The high light episode is delineated by the dotted lines. Cultures were treated (closed) or not (open) with the protein synthesis inhibitor lincomycin to block photosystem II repair (n = 4, ±1 s.e.). Note the strong recovery of photosystem II function in Synechococcus sp. RSS9917, and the lack of recovery in Prochlorococcus sp. SS120.
Figure 2
Figure 2. Five marine cyanobacteria show comparable inhibition of Photosystem II plotted versus cumulative photon dose (µmol photons nm−2 s−1×s), when photosystem II repair is blocked (lincomycin treated cultures; n = 4, ±1 s.e.).

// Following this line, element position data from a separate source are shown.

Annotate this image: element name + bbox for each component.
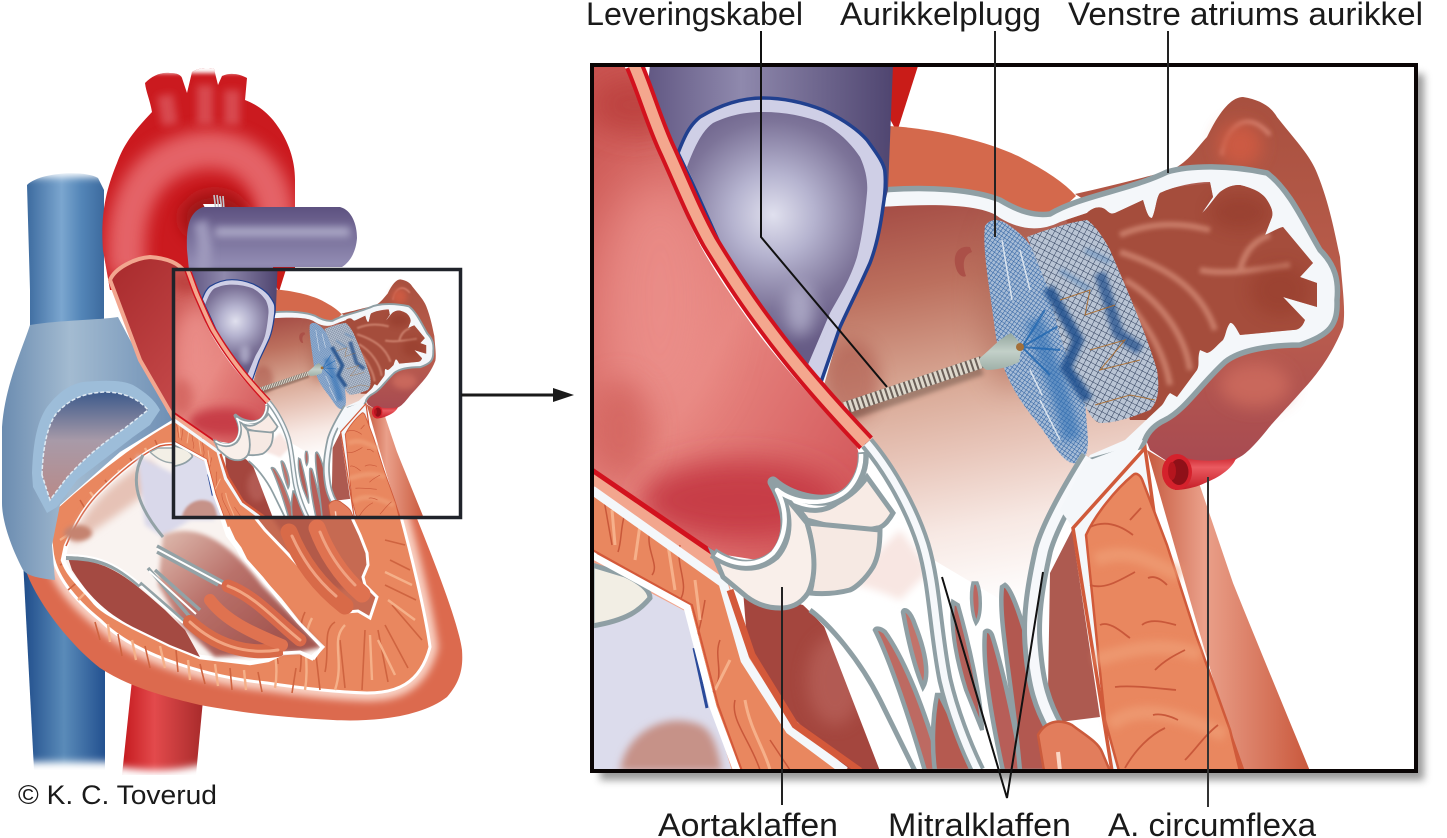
aurikkelplugg device (984, 220, 1158, 463)
left atrial dome (885, 126, 1076, 220)
aortic wall bands (592, 65, 866, 553)
copyright: © K. C. Toverud (18, 780, 217, 810)
heart outer wall (25, 400, 462, 720)
pulmonary artery section (640, 65, 893, 385)
right ventricle cavity (63, 445, 322, 663)
leader: A. circumflexa (1207, 477, 1209, 807)
left ventricle lower cavity (253, 510, 377, 618)
right atrium (2, 317, 172, 580)
posterior left ventricular wall (1048, 530, 1100, 722)
myocardium (51, 420, 430, 693)
leader: Mitralklaffen (942, 572, 1043, 798)
ligament remnant (203, 195, 224, 212)
spring delivery cable (845, 362, 982, 416)
ascending aorta cut section (110, 257, 263, 448)
superior vena cava (15, 155, 115, 340)
leader: Leveringskabel (761, 31, 887, 387)
pulmonary artery (187, 207, 357, 320)
inferior vena cava (15, 560, 120, 780)
auricle outer wall (1075, 97, 1344, 483)
enlargement frame contents (reduced copy of inset) (175, 271, 436, 516)
leader: Aurikkelplugg (994, 31, 996, 237)
enlargement frame (174, 270, 460, 518)
papillary muscle (1038, 722, 1110, 771)
posterior mitral leaflet (1032, 440, 1143, 728)
descending aorta (115, 680, 205, 785)
circumflex artery (1162, 454, 1236, 490)
inset shadow (600, 74, 1424, 780)
left atrium and appendage (815, 167, 1337, 730)
anterior mitral leaflet (867, 443, 978, 771)
lateral myocardium with white bands (1073, 448, 1243, 771)
dark left ventricular wall, septum (743, 590, 915, 771)
outflow tract myocardium (592, 470, 860, 771)
arrow to enlargement (461, 388, 574, 402)
leader: Aortaklaffen (781, 587, 783, 805)
aortic valve cusps (713, 452, 893, 608)
leader: Venstre atriums aurikkel (1167, 31, 1169, 173)
aortic arch (102, 68, 295, 290)
aortic arch fragment (885, 66, 918, 132)
panel: enlarged view (590, 65, 1416, 771)
device connector hub (980, 333, 1024, 370)
right ventricular outflow area (592, 553, 742, 771)
ascending aorta lumen (590, 65, 882, 565)
chordae area (810, 530, 1058, 771)
inset frame (592, 65, 1416, 771)
lateral wall outside (1147, 450, 1310, 771)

Open triangle: Synechococcus RS9917; open circle: Synechococcus RCC307; open square: Synechococcus WH8102; open diamond: Prochlorococcus PCC 9511; closed triangle: Prochlorococcus SS120.
Figure 3
Figure 3. The ability of five marine cyanobacteria strains to tolerate short-term increases in irradiance (E TOL) relates to the vertical light attenuation coefficient (k490) at their location of origin.

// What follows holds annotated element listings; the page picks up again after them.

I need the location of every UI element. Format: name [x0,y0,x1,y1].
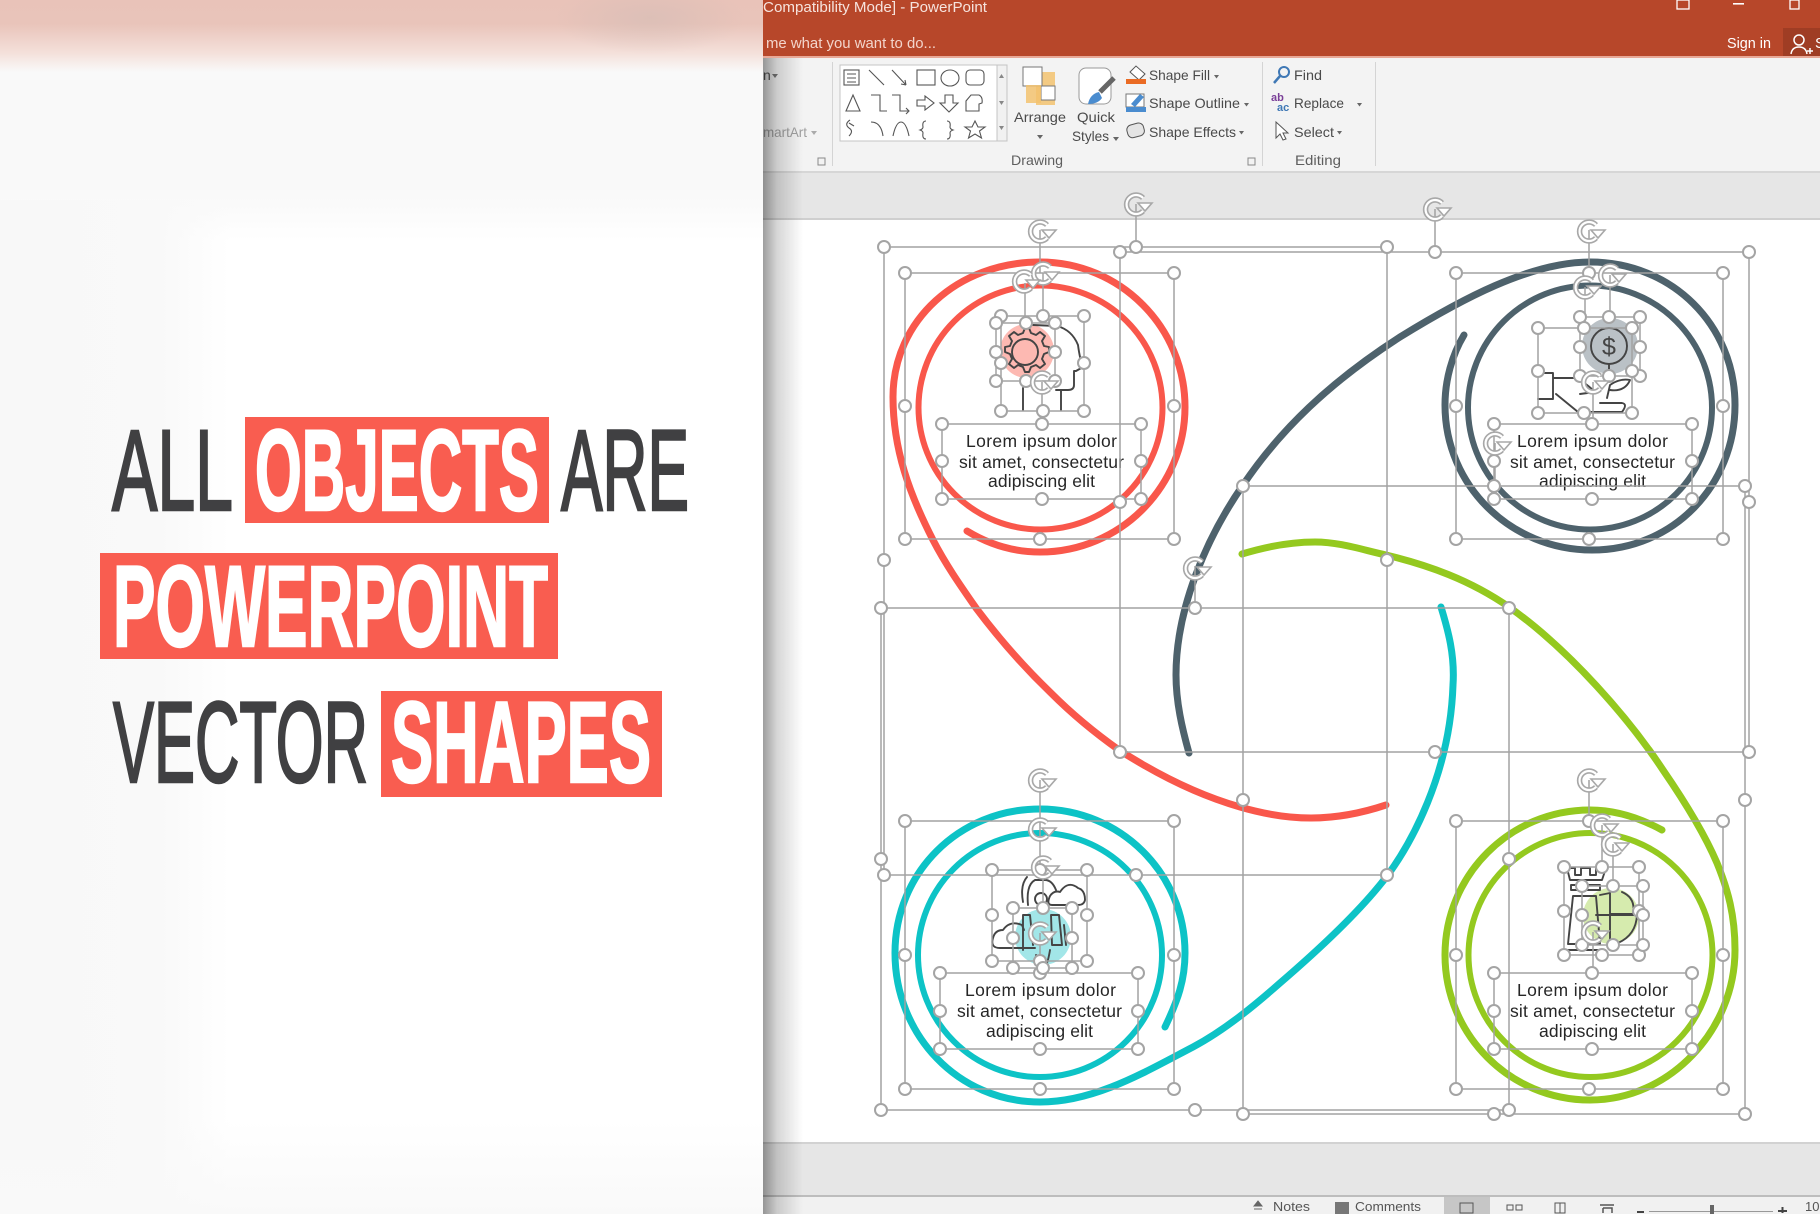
find, replace, select: ac [1277,102,1289,114]
shape gallery [840,65,1007,141]
text: teal item: sit amet, consectetur [957,1001,1122,1021]
title line 3: VECTOR [113,679,368,807]
text: red item: Lorem ipsum dolor [966,431,1117,451]
icon: head with gear [1000,324,1083,410]
title line 2: POWERPOINT [113,543,548,671]
title line 3: SHAPES [391,679,651,807]
shape fill, outline, effects: Shape Outline [1149,95,1240,111]
title line 1: ARE [561,407,689,535]
panel: powerpoint window title bar: Sign in [1727,35,1771,52]
panel: ribbon: martArt [763,124,807,140]
panel: powerpoint window title bar [763,0,1820,58]
text: green item: sit amet, consectetur [1510,1001,1675,1021]
spiral: teal [895,607,1453,1102]
quick styles button: Styles [1072,128,1109,144]
text: slate item: Lorem ipsum dolor [1517,431,1668,451]
spiral: red [893,262,1386,818]
panel: status bar: Comments [1355,1199,1422,1214]
spiral: slate [1176,262,1735,753]
text: teal item: adipiscing elit [986,1021,1093,1041]
text: green item: adipiscing elit [1539,1021,1646,1041]
text: red item: adipiscing elit [988,471,1095,491]
arrange button: Arrange [1014,109,1066,125]
find, replace, select: Select [1294,124,1334,140]
text: slate item: sit amet, consectetur [1510,452,1675,472]
find, replace, select: Replace [1294,95,1344,111]
icon: hand with coin and sprout [1538,318,1638,412]
title line 1 [112,407,689,535]
quick styles button: Quick [1077,109,1116,125]
ribbon group labels [818,152,1341,168]
shape fill, outline, effects: Shape Effects [1149,124,1236,140]
icon: castle tower and pie chart [1565,868,1639,950]
arrange button [1014,67,1066,139]
selection bounding boxes [881,204,1749,1114]
title line 1: ALL [112,407,233,535]
text: slate item: adipiscing elit [1539,471,1646,491]
title line 2 [100,543,558,671]
spiral: green [1242,542,1735,1100]
text: green item: Lorem ipsum dolor [1517,980,1668,1000]
panel: status bar: Notes [1273,1199,1311,1214]
panel: ribbon [763,58,1820,173]
title: all objects are powerpoint vector shapes [100,407,689,807]
text: slate item [1510,431,1675,491]
panel: blurred left background [0,0,764,1214]
panel edge shadow [763,58,803,1214]
text: teal item [957,980,1122,1041]
panel: status bar: 10 [1805,1199,1819,1214]
quick styles button [1072,68,1119,144]
text: green item [1510,980,1675,1041]
find, replace, select: Find [1294,67,1322,83]
find, replace, select: ab [1271,92,1284,104]
text: teal item: Lorem ipsum dolor [965,980,1116,1000]
rotation handles [1015,195,1629,943]
panel: workspace gray bands [763,173,1820,1197]
shape fill, outline, effects: Shape Fill [1149,67,1210,83]
text: red item [959,431,1124,491]
ribbon group labels: Editing [1295,152,1341,168]
icon: hand with coin and sprout: $ [1602,333,1616,361]
panel: powerpoint window title bar: me what you want to do... [766,35,936,52]
title line 1: OBJECTS [255,407,539,535]
panel: status bar [763,1197,1820,1214]
find, replace, select [1271,67,1362,140]
selection handles [875,241,1755,1120]
panel: ribbon: n [763,67,771,83]
text: red item: sit amet, consectetur [959,452,1124,472]
icon: factory and clouds [992,877,1085,965]
shape fill, outline, effects [1126,66,1249,140]
ribbon group labels: Drawing [1011,152,1063,168]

Color bar indicates the 2006 annual average vertical attenuation coefficient at 490 nm, k490. Symbols indicate the origin of the strains sampled near the surface (open symbols) except for SS120 strain sampled at 120 meters (closed triangle).
Figure 4
Figure 4. A trade-off between protein specific light capture capacity (protein specific σPSII) and tolerance of irradiance variations (E TOL) across five marine cyanobacteria.
Prochlorococcus strains show a high protein specific σPSII, which varied 40-fold across the strains and shows a strong negative correlation with E TOL (µmol photons m−2 s−1), the capacity to tolerate upward irradiance fluctuations, which was highest in the coastal Synechococcus RSS9917 (n = 4, ±1 s.e.; r2 = 0.98).